D'abord la présence de l'interprête- c'est un fait: on oublie pas Maxence- en longueurs et étrangeté, l'attraction du visage, des yeux. Tous les mouvements partent de ces yeux. La théatralité nait en cet endroit, sans vains bavardage. Rien n'est prononcé à voix haute (et c'est heureux), mais dans le texte- quand même je m'en souviens- il était question de vulnérabilté. Je m'en souviens, car si je ne l'avais pas lu je l'aurais sans doute de moi même formulé: le personnage se débat de quelque chose, femme muette et sidérée. L'interêt, c'est que cette lutte se laisse tout juste deviner, sans l'applatissement de l'évidence, pourtant l'action confinée dans l'espace de cette chaise, ses stricts alentours. Dans cet espace contraint: des éclats de paniques, des éclosions empéchées, des gestes échappés, des impressions renversées, bouleversées. Ce qui ne revient à ne rien dire sans évoquer la manière dont celà s'incarne: l'interprête semble éminemment extensible, élastique à tâtons, noire gainée, danse tout en lignes, se transforme, lance des ombres, en surprises et lenteur ménage des accélérations. Entre jambes et bras qui n'en finissent pas de s'allonger, le corps disparaît, les sensations fusent et s'évadent, et bizarrement c'est drôle, souvent. C'est du moins tout ce que je vois, mis à l'aise pour voir à un point que les interruptions et transitions encore à régler-il s'agit d'un filage- ne me troublent pas. J'en déduis que la composition est aboutie et concise (pas si évident pour un premier solo), bien équilibrée avec lumière et musique. Mais il y a aussi le costume et ce chapeau trés étrange. Les accessoires s'imposent pour déterminer une temporalité...ambiguë. Ici c'est le concret qui crée l'inexpliqué, conjugué à la force d'évocation du corps, nous renvoie à réver à des multiples et possibles références auxquelles le texte ne nous a pas préparé.

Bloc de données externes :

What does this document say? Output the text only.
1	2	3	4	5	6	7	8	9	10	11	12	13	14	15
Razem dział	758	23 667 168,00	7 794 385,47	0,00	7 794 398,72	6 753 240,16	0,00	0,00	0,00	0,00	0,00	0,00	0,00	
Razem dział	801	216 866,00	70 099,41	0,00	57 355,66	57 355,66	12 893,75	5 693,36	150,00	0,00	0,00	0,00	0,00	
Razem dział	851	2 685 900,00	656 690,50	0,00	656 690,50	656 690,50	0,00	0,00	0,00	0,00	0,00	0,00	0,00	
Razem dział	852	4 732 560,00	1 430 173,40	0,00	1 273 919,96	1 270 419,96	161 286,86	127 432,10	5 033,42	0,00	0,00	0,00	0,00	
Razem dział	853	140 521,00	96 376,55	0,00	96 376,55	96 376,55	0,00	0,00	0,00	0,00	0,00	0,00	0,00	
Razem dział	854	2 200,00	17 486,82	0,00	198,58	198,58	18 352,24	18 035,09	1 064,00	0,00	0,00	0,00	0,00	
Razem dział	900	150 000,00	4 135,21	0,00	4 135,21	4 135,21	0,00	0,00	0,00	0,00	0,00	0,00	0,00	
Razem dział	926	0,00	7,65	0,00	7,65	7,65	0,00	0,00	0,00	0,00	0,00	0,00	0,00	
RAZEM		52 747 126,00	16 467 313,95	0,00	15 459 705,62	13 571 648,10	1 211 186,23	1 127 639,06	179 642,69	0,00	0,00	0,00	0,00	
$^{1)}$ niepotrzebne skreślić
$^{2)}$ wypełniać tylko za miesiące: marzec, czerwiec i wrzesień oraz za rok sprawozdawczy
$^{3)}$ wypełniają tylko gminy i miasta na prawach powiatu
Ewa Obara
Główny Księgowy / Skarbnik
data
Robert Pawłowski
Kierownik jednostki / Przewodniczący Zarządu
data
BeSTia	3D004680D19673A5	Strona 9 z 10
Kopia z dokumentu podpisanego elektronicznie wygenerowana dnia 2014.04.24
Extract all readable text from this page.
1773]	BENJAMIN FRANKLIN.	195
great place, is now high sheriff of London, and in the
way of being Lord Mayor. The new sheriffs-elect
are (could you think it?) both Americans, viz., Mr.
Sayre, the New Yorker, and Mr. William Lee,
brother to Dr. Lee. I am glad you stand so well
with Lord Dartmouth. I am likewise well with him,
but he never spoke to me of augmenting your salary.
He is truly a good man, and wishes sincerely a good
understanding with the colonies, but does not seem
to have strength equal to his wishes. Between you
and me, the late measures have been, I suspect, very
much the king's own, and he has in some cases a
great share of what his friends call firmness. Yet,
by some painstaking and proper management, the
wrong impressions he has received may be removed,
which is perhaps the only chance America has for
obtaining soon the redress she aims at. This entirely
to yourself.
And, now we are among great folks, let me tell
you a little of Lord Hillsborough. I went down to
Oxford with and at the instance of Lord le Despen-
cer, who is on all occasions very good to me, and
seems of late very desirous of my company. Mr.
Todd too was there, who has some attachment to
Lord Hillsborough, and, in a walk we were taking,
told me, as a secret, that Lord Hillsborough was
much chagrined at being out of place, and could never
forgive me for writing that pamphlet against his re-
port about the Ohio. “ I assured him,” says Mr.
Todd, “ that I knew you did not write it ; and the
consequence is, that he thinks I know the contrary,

J'ai la chance de pouvoir discuter avec Maxence et ses invités autour d'un verre et de crocodiles en gélatine. Comme je peux lui dire que j'ai aimé ce que j'ai vu, la discussion est agréable. Pour autant, ce dont Maxence parle ne ressemble pas tout à fait au spectacle auquel j'ai pensé assister. Jérome, en bon classique, a reconnu des dieux et déesses antiques, aussi et malgré cela des images d'élégantes des années 20. Moi-même, j'évoque des références à l'esthétique publicitaire de la fin du XX°. Mais ce que l'auteur redit de son solo: des expressions sous-jacentes d'angoisses, de morts et de décomposition... je me trouve plus à l'aise pour qualifier ainsi son travail d'interprète dans les pieces d'Isabelle Esposito, qui d'ailleurs est présente durant cette discussion! Tout est pour le mieux: la piéce commence à vivre et échapper à tout le monde (à la créatrice en premier). Je reverrai, bientôt, Les Bois de L'Ombre, pour surement y revoir du nouveau.
C'était une étape de travail des Bois de l'Ombre, de et par Maxence Rey, avec Cyril Leclerc (lumière) et Vincent Brédif (création sonore), en résidence à Mains d'Oeuvres. La piéce sera présentée aux professionnels le 25 septembre, dans le cadre des plateaux de la Biennale de Danse du Val de Marne.